Duval. Of course, David Duval. The man who lived behind sunglasses. They shielded him from the sun, and could it be they also shielded him from the world?
Whatever the case, he was a welcome sight to the world of golf. In golf time, it had been ages since anyone saw him in contention in golf. He was almost a biblical prodigal son in his absence, but without the moral overtones. He was back. At least back in contention.
“Well, I’m excited to go play some more,” he’d said, after finishing the third round. These were alien scores to him, these past years: 67-70-70, 3 under 207, tied for third, just five off the lead. In an earlier time, he lived in that territory.
But so cautious, so halting. There was a time he walked with Tiger Woods. But how does he express it?
“Well,” he said, “I’d like to think I enjoyed it immensely, you know – eight, 10 years ago, when I was on top of the world.”
This was a voice from somewhere deep. He’d like to think that he’d enjoyed it?

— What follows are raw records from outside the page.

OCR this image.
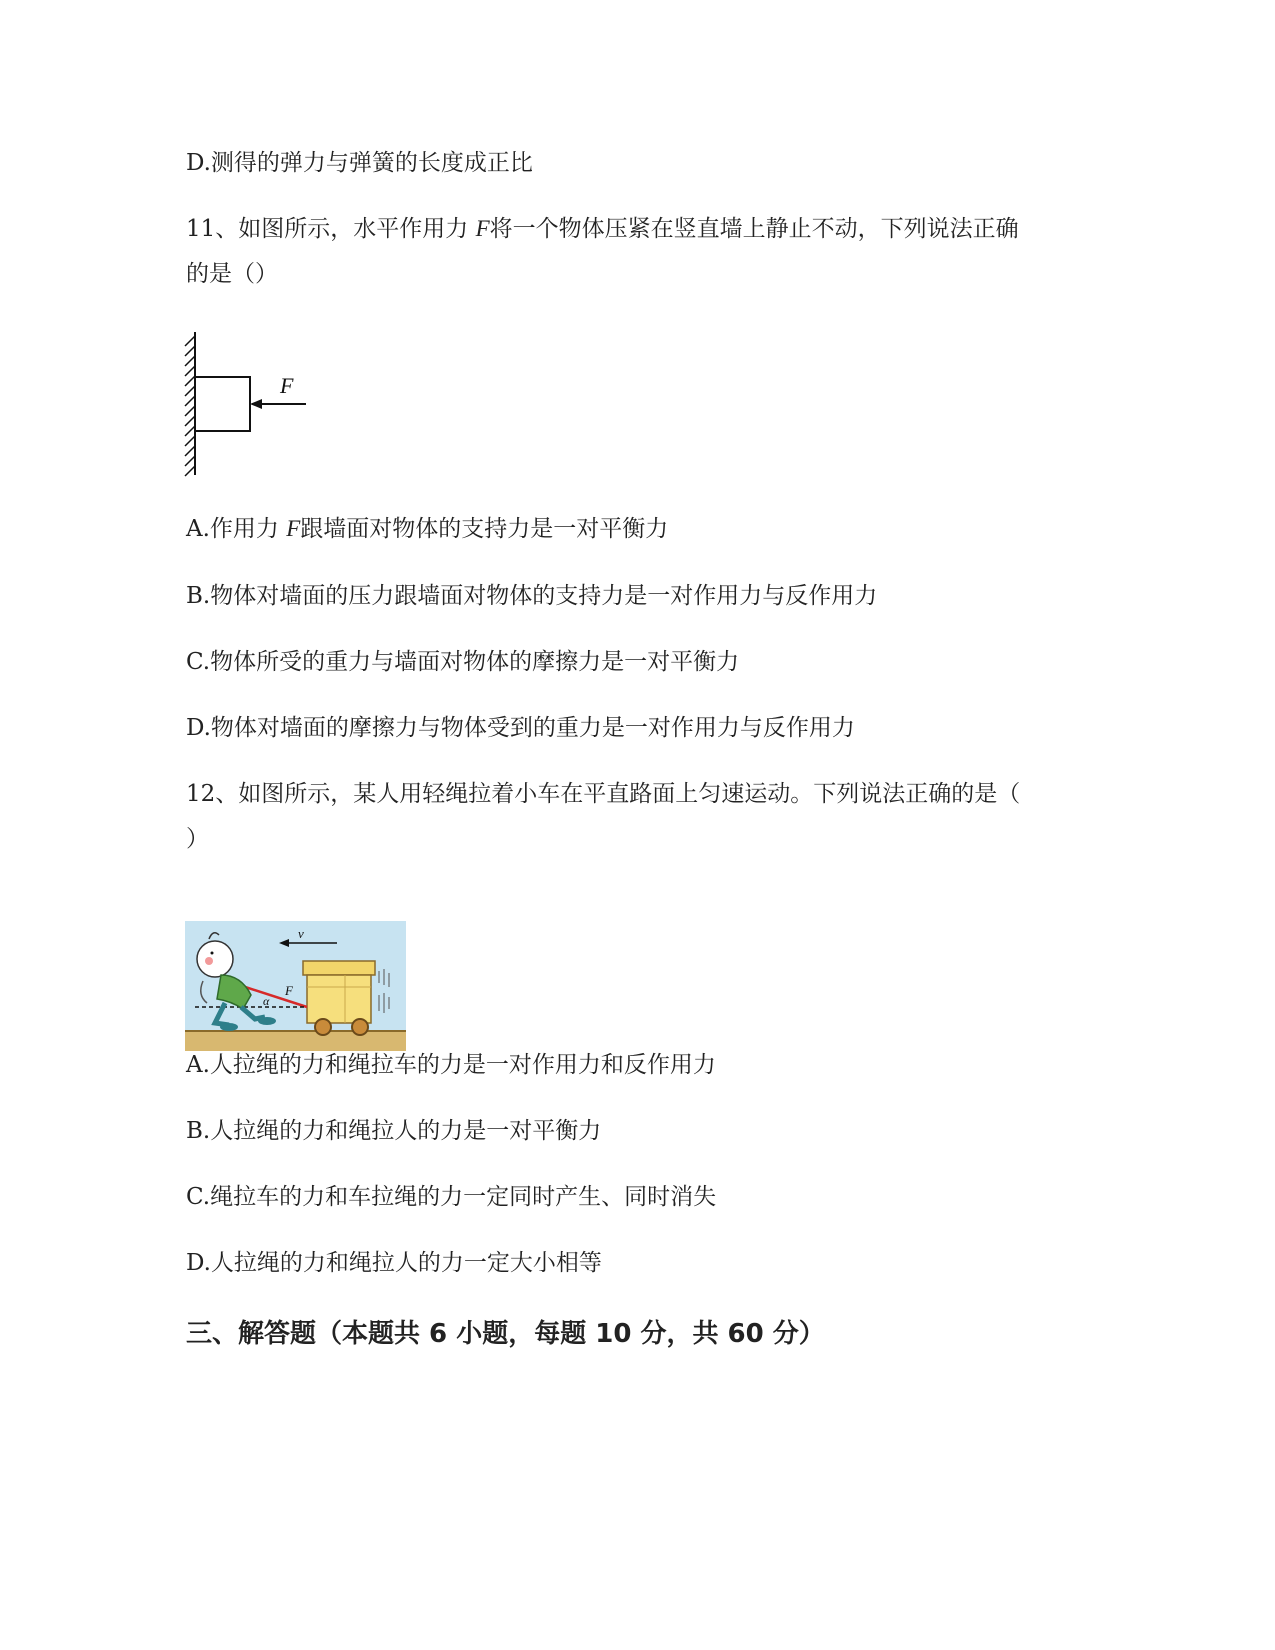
D.测得的弹力与弹簧的长度成正比
11、如图所示，水平作用力 F将一个物体压紧在竖直墙上静止不动，下列说法正确
的是（）
F
A.作用力 F跟墙面对物体的支持力是一对平衡力
B.物体对墙面的压力跟墙面对物体的支持力是一对作用力与反作用力
C.物体所受的重力与墙面对物体的摩擦力是一对平衡力
D.物体对墙面的摩擦力与物体受到的重力是一对作用力与反作用力
12、如图所示，某人用轻绳拉着小车在平直路面上匀速运动。下列说法正确的是（
）
v
F
α
A.人拉绳的力和绳拉车的力是一对作用力和反作用力
B.人拉绳的力和绳拉人的力是一对平衡力
C.绳拉车的力和车拉绳的力一定同时产生、同时消失
D.人拉绳的力和绳拉人的力一定大小相等
三、解答题（本题共 6 小题，每题 10 分，共 60 分）
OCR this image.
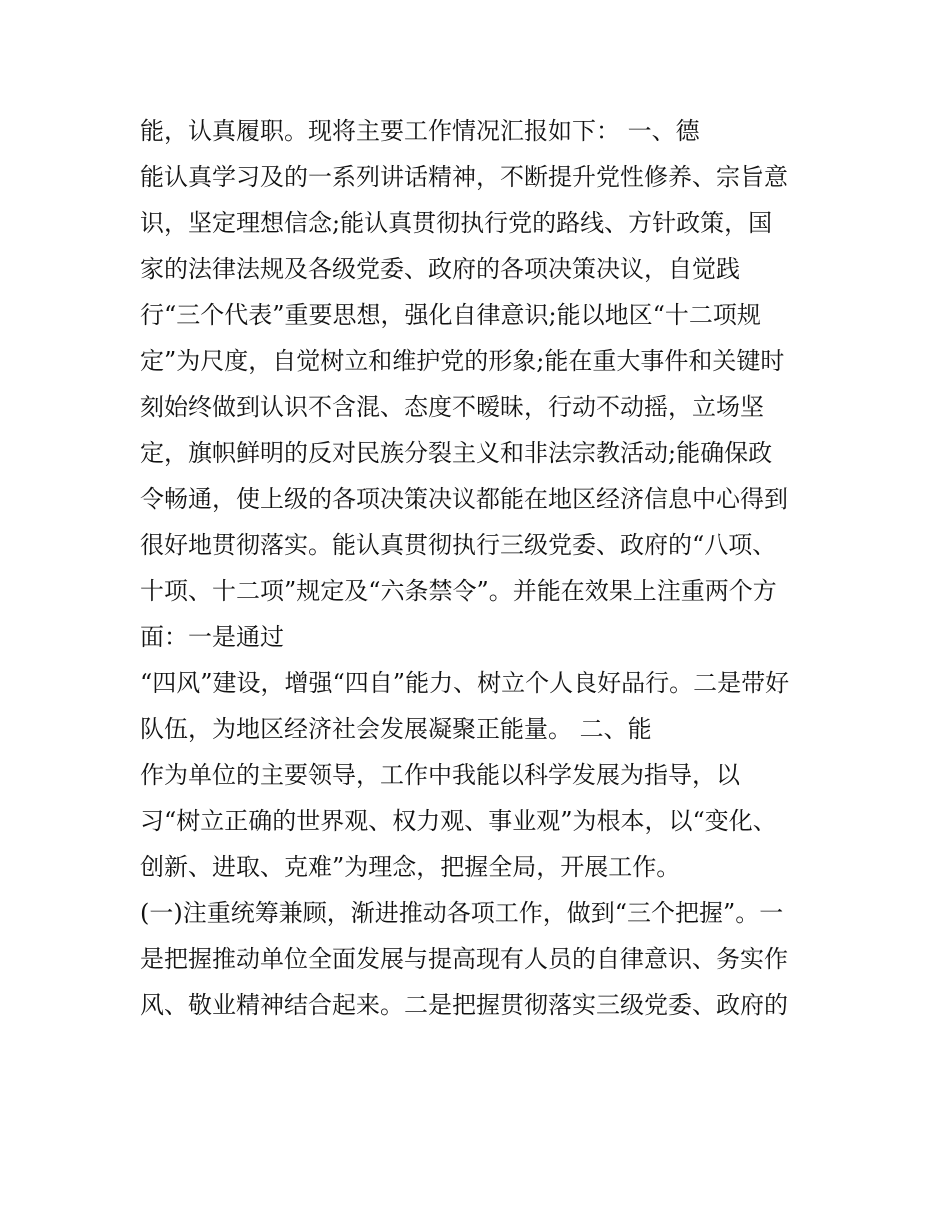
能，认真履职。现将主要工作情况汇报如下： 一、德
能认真学习及的一系列讲话精神，不断提升党性修养、宗旨意
识，坚定理想信念;能认真贯彻执行党的路线、方针政策，国
家的法律法规及各级党委、政府的各项决策决议，自觉践
行“三个代表”重要思想，强化自律意识;能以地区“十二项规
定”为尺度，自觉树立和维护党的形象;能在重大事件和关键时
刻始终做到认识不含混、态度不暧昧，行动不动摇，立场坚
定，旗帜鲜明的反对民族分裂主义和非法宗教活动;能确保政
令畅通，使上级的各项决策决议都能在地区经济信息中心得到
很好地贯彻落实。能认真贯彻执行三级党委、政府的“八项、
十项、十二项”规定及“六条禁令”。并能在效果上注重两个方
面：一是通过
“四风”建设，增强“四自”能力、树立个人良好品行。二是带好
队伍，为地区经济社会发展凝聚正能量。 二、能
作为单位的主要领导，工作中我能以科学发展为指导，以
习“树立正确的世界观、权力观、事业观”为根本，以“变化、
创新、进取、克难”为理念，把握全局，开展工作。
(一)注重统筹兼顾，渐进推动各项工作，做到“三个把握”。一
是把握推动单位全面发展与提高现有人员的自律意识、务实作
风、敬业精神结合起来。二是把握贯彻落实三级党委、政府的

“But with a life that’s a little more complete, I probably honestly enjoy it more now,” he said. He was speaking of marriage and family.
“I have no less desire at this point than I did back then,” he said. “However, I probably feel like I don’t simply do it for myself anymore. And you know, that’s a nice feeling.”

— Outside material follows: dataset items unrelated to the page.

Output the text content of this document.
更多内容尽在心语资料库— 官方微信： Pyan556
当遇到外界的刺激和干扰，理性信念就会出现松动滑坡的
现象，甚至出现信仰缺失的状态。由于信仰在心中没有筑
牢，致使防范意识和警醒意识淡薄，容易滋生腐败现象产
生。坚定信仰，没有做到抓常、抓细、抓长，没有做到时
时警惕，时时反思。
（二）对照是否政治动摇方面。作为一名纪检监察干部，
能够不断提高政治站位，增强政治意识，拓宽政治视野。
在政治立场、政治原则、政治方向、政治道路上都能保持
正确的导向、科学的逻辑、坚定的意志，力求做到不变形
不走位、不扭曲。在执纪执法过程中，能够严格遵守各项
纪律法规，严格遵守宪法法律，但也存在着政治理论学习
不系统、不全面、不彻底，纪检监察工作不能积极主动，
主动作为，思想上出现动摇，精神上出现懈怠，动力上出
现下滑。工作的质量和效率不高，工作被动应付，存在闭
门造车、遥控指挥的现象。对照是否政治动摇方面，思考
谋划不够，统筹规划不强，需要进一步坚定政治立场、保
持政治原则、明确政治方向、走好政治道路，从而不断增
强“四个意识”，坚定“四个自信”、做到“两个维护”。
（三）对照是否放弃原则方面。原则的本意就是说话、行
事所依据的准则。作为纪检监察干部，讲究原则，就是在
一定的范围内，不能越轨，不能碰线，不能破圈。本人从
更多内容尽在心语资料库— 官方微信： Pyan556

Strange, the use of the word “probably” in a perfectly natural setting in which certainty would reside. As though he were creeping up on a good and rich feeling but was afraid to trust it.

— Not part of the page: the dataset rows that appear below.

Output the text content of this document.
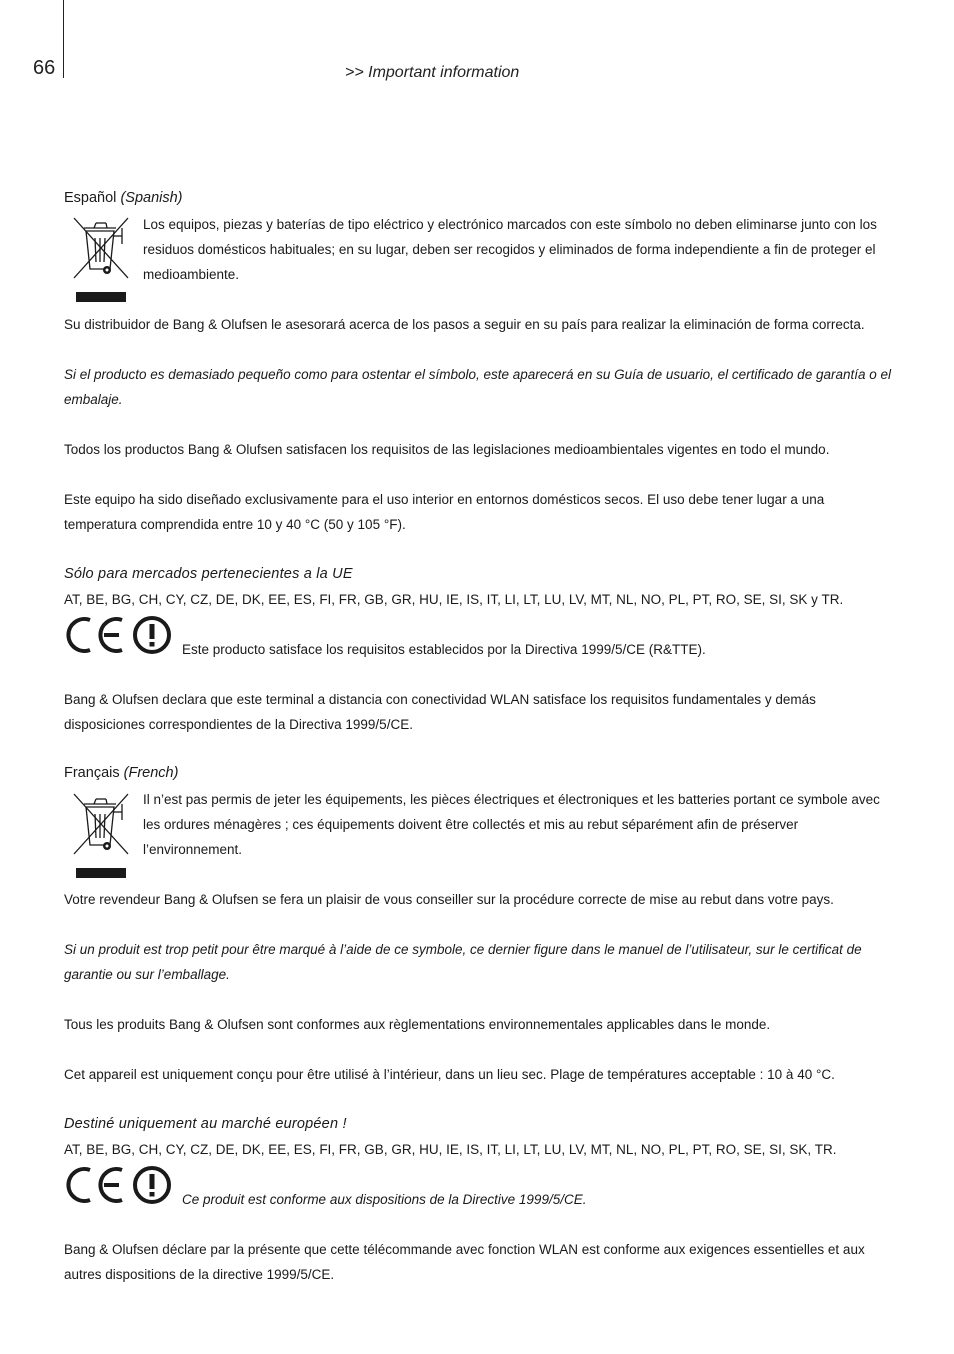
66	>> Important information

Español (Spanish)

Los equipos, piezas y baterías de tipo eléctrico y electrónico marcados con este símbolo no deben eliminarse junto con los residuos domésticos habituales; en su lugar, deben ser recogidos y eliminados de forma independiente a fin de proteger el medioambiente.

Su distribuidor de Bang & Olufsen le asesorará acerca de los pasos a seguir en su país para realizar la eliminación de forma correcta.

Si el producto es demasiado pequeño como para ostentar el símbolo, este aparecerá en su Guía de usuario, el certificado de garantía o el embalaje.

Todos los productos Bang & Olufsen satisfacen los requisitos de las legislaciones medioambientales vigentes en todo el mundo.

Este equipo ha sido diseñado exclusivamente para el uso interior en entornos domésticos secos. El uso debe tener lugar a una temperatura comprendida entre 10 y 40 °C (50 y 105 °F).

Sólo para mercados pertenecientes a la UE

AT, BE, BG, CH, CY, CZ, DE, DK, EE, ES, FI, FR, GB, GR, HU, IE, IS, IT, LI, LT, LU, LV, MT, NL, NO, PL, PT, RO, SE, SI, SK y TR.

Este producto satisface los requisitos establecidos por la Directiva 1999/5/CE (R&TTE).

Bang & Olufsen declara que este terminal a distancia con conectividad WLAN satisface los requisitos fundamentales y demás disposiciones correspondientes de la Directiva 1999/5/CE.

Français (French)

Il n’est pas permis de jeter les équipements, les pièces électriques et électroniques et les batteries portant ce symbole avec les ordures ménagères ; ces équipements doivent être collectés et mis au rebut séparément afin de préserver l’environnement.

Votre revendeur Bang & Olufsen se fera un plaisir de vous conseiller sur la procédure correcte de mise au rebut dans votre pays.

Si un produit est trop petit pour être marqué à l’aide de ce symbole, ce dernier figure dans le manuel de l’utilisateur, sur le certificat de garantie ou sur l’emballage.

Tous les produits Bang & Olufsen sont conformes aux règlementations environnementales applicables dans le monde.

Cet appareil est uniquement conçu pour être utilisé à l’intérieur, dans un lieu sec. Plage de températures acceptable : 10 à 40 °C.

Destiné uniquement au marché européen !

AT, BE, BG, CH, CY, CZ, DE, DK, EE, ES, FI, FR, GB, GR, HU, IE, IS, IT, LI, LT, LU, LV, MT, NL, NO, PL, PT, RO, SE, SI, SK, TR.

Ce produit est conforme aux dispositions de la Directive 1999/5/CE.

Bang & Olufsen déclare par la présente que cette télécommande avec fonction WLAN est conforme aux exigences essentielles et aux autres dispositions de la directive 1999/5/CE.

What years those were. He had 13 victories in just five years – three in 1997, four in ’98, four in ’99, one in 2000, and one in 2001, and that the British Open, no less. And then he said, in an odd way – is that all there is? Had the fire gone out? Or worse, had ennui set in?
Duval remained the mystery of pro golf. Not only had he not won since that 2001 British Open, he hadn’t done much of anything till now. He picked his spots to play, enter a tournament, miss the cut, go home. It seemed despair had set in. In 2007, he entered just seven tournaments, had no top-10 finishes, and made just $71,945.
“I just knew that I had developed some very bad swing problems, and through it, lost all confidence,” Duval said. “I believed I could get it back. I knew the process was going to take a long time and it would take a lot of work. But you know, I’m just not a quitter.”
Some memories are a mix of pride and pain. Like the humiliation of the 2004 U.S. Open.
“Kind of like when I played at Shinnecock and shot a couple rounds in the 80s,” Duval said. “I’m damn sure not going to quit at that point. I don’t remember what my score was – maybe 84, 85 at Augusta – but I wasn’t going to quit. My older boys had come with me. So you have a rough day and quit and pack up and go home? That’s not what I think how it should be, and I don’t think that’s an example to set.”
Duval will go back out onto the shaggy, sodden stretches of Bethpage Black Monday morning. He played two holes before darkness shut down play Sunday. He bogeyed the first, parred the second, and is tied for third at 2 under.
Duval will be in contention for the U.S. Open – in contention for anything – for the first time in a lifetime, it seems. He will be back behind the sunglasses, and whatever he shoots, he’ll be looking a lot more like his old self.